Schule kein Ort für Freizeitgestaltung

23.11.2009 | Stand 03.12.2020, 4:28 Uhr

Zu "Gerät die offene Jugendarbeit ins Abseits" (DK vom 14. November):

Es wäre fatal, wenn die offene Jugendarbeit mit ihren freien Trägern ins Abseits geraten und hin zu den Schulen gehen würde. In freier Trägerschaft kann nämlich die eigentliche Kinder- und Jugendarbeit geleistet werden, die an Schulen in diesem Ausmaß gar nicht möglich ist. Freie Träger können ein vielfältiges Angebot bieten, wozu eine bürokratisch-staatliche Einrichtung nicht imstande sein kann. Ganz abgesehen davon, dass Schule ein sensibler Ort ist, an dem Kinder und Jugendliche zwangsläufig auch Frust aufladen (etwa wegen schlechter Noten oder Prüfungen).

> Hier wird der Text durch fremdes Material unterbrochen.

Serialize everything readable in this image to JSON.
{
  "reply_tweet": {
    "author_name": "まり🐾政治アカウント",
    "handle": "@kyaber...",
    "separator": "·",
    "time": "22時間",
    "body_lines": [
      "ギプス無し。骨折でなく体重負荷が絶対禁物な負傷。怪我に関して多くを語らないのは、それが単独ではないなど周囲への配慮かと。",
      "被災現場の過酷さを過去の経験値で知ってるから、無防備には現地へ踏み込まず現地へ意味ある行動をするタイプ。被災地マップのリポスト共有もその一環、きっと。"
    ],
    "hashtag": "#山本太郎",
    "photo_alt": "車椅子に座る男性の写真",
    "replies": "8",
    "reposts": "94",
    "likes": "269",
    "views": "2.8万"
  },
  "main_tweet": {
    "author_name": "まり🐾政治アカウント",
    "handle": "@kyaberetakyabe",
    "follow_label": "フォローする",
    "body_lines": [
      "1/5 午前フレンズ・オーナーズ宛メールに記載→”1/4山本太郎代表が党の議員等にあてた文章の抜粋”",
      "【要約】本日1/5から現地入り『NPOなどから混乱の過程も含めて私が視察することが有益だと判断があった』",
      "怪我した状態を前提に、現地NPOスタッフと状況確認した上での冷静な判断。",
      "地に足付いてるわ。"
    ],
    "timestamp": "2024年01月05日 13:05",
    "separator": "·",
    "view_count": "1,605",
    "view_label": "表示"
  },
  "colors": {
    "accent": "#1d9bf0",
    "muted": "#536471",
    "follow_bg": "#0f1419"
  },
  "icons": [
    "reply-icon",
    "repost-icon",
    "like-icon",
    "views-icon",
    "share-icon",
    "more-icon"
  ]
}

Psychologen betonen schon lange, dass der Ort, an dem gelernt wird, nicht zugleich auch Ort der Freizeitgestaltung sein soll.

Was aber das Entscheidende ist: Es liegt im Charakter einer bürokratisch organisierten Ganztagsschule, dass der Kinderalltag mit planvollen, angeleiteten Aktivitäten gefüllt wird. Ein Kind, ein Jugendlicher in der Ganztagsschule ist den ganzen Tag unter fachlicher Aufsicht; alles, selbst die Freizeitgestaltung, ist durchorganisiert, es bleibt kaum Raum für echte Spontaneität. Planvolle, angeleitete Aktivitäten dürfen aber nicht mit dem Kindern und Jugendlichen so wichtigen Spiel verwechselt werden.

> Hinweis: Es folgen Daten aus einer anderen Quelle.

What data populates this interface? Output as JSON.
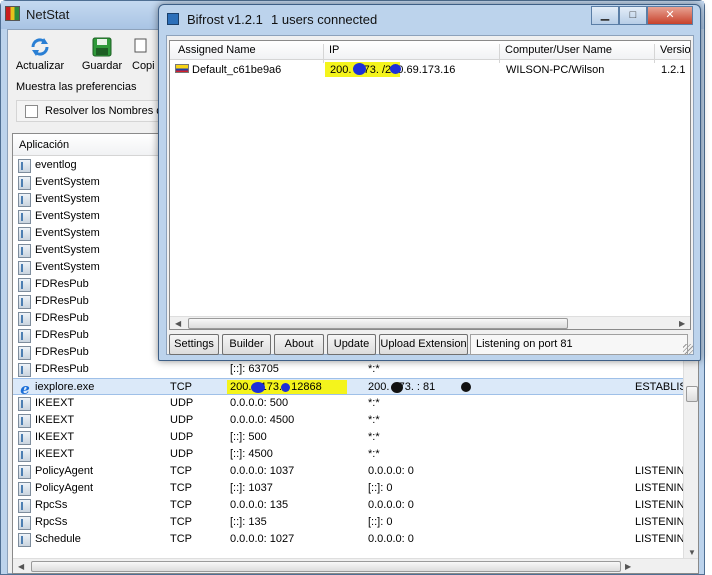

Es liegt in der Natur des Spielens und der Freizeitgestaltung, dass Kinder spontan etwas "aus sich heraus" entwickeln können. Wenn der Tagesablauf eines Kindes strukturiert ist, bleibt keine dem Spiel eigentümliche Spontaneität. Psychologie und Hirnforschung wissen aber heute, dass gerade ausgelassenes, nicht geplantes Spielen ohne Vorgaben die Sprachentwicklung, soziale Kompetenz, Kreativität und das Problemlösungsvermögen fördern – und nicht geplante, angeleitete Aktivitäten. Es scheint vielen Planern (und aus Sorge, dass der Nachwuchs die richtige Schule schafft, auch vielen Eltern) nicht klar zu sein, worin sich aber Hirnforscher und Psychologen einig sind, wie sehr es dem Kind schadet, wenn es zu wenig Zeit zum freien Spielen und Herumtollen hat. So geht der Versuch, Jugendarbeit durch vermehrten Zugriff der Stadt bzw. des Staates zu betreiben, auf Kosten der Kinder und Jugendlichen.

Für Kinder und Jugendliche, für die eine ganztätige Obhut wünschenswert und vielleicht auch notwendig ist, müssen andere Modelle in der offenen Kinder- und Jugendarbeit entwickelt werden, wie etwa die außerschulische Ganztagsbetreuung (nicht Schule!), in der auch ein unentbehrliches "Ablästern" über Schule und Lehrer möglich ist. Wenn die Stadt ihren Kindern und Jugendlichen etwas "Gutes" tun will, dann fördert sie die offene Jugendarbeit mit ihren freien Trägern, deren ehrenamtliches Engagement unersetzlich ist.